Al-Qadhi Iyadh juga menjelaskan bentuk-bentuk hujatan kepada Nabi saw. Orang yang menghujat Rasulullah saw. adalah orang yang mencela, mencari-cari kesalahan, menganggap pada diri Rasul saw. ada kekurangan; mencela nasab (keturunan) dan pelaksanaan agamanya; juga menjelek-jelekkan salah satu sifatnya yang mulia; menentang atau menyejajarkan Rasulullah saw. dengan orang lain dengan niat untuk mencela, menghina, mengerdilkan, menjelek-jelekkan dan mencari-cari kesalahannya (Lihat: Al-Qadhi Iyadh, Asy-Syifâ bi Ta’rîf Huqûq al-Musthafâ, hlm. 428).

Masih menurut al-Qadhi Iyadh, ketika seseorang menyebut Nabi saw. dengan sifatnya, seperti anak yatim atau buta huruf, meski ini merupakan sifat beliau, tetapi jika labelisasi tersebut bertujuan untuk menghina beliau atau menunjukkan kekurangan beliau, maka orang tersebut sudah layak disebut menghina beliau. Inilah yang menyebabkan seorang ulama sekaliber Abu Hatim at-Thailathali difatwakan oleh fuqaha Andalusia untuk dihukum mati. Hal yang sama dialami oleh Ibrahim al-Fazari, yang difatwakan oleh fuqaha Qairuwan dan murid Sahnun untuk dihukum mati (Lihat: Al-Qadhi Iyadh, Asy-Syifâ bi Ta’rîf Huqûq al-Musthafâ, hlm. 430).

Hal senada juga dinyatakan oleh Khalil Ibn Ishaq al-Jundi, ulama besar mazhab Maliki. Kata beliau: Siapa saja yang mencela Nabi saw.; melaknat, mengejek, menuduh, merendahkan, melabeli dengan sifat yang bukan sifat beliau; menyebutkan kekurangan pada diri dan karakter beliau; merasa iri karena ketinggian martabat, ilmu dan kezuhudannya; menisbatkan hal-hal yang tidak pantas kepada beliau; mencela beliau dll maka hukumannya adalah dibunuh (Lihat: Khalil Ibn Ishaq al-Jundi, Mukhtashar al-Khalîl, I/251).

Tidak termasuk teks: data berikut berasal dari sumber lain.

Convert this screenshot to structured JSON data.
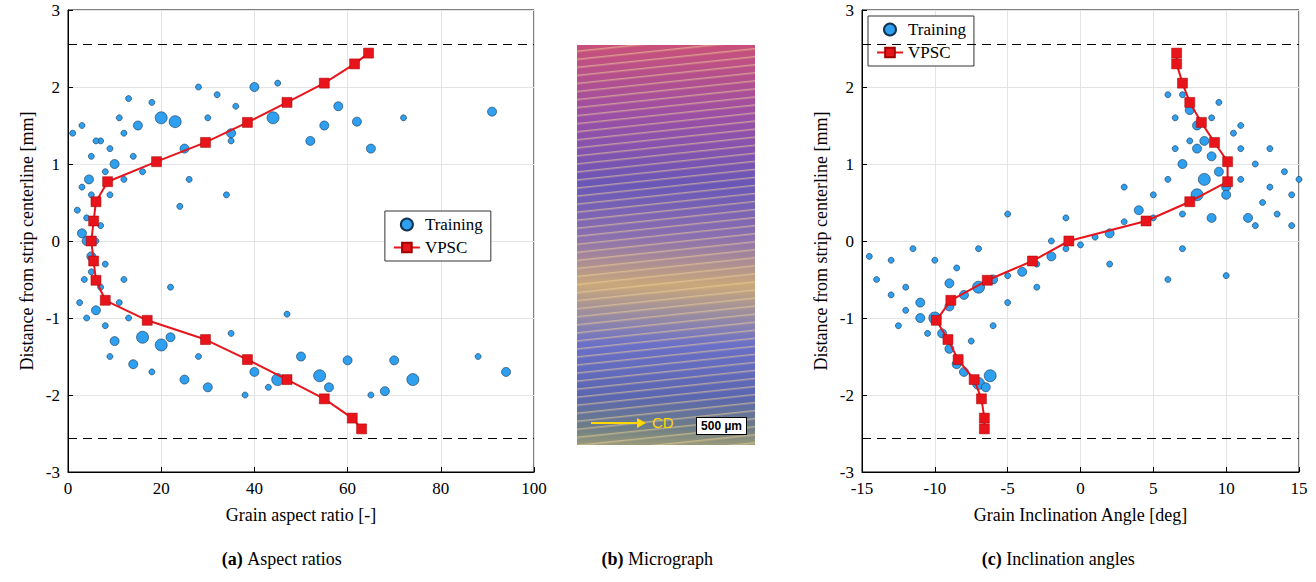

Karena itu membuat iklan promosi miras dengan menawarkan minum gratis bagi pengunjung yang bernama Muhammad merupakan penistaan yang sangat keterlaluan. Sebabnya, bisa dipastikan bahwa itu bermaksud mengolok-olok kemuliaan nama besar Nabi Muhammad saw.


Umat Tak Boleh Diam!

Penistaan terhadap marwah Nabi saw. terus berulang karena banyak Muslim dan tokoh-tokohnya memilih diam. Mereka berpikir bahwa diam dan bersabar ketika Nabi saw. dinista adalah sebuah kebaikan. Padahal bungkamnya mereka membuat penistaan ini kian menjadi-jadi. Mereka pun sebenarnya telah berdosa karena mendiamkan kemungkaran. Mereka seperti lupa dengan sindiran Imam asy-Syafii kepada orang yang diam saat agamanya dihina:

مَنِ اسْتُغْضِبَ فَلَمْ يَغْضَبْ فَهُوَ حِمَارٌ

“Siapa yang dibuat marah, namun tidak marah, maka ia adalah keledai.” (HR al-Baihaqi).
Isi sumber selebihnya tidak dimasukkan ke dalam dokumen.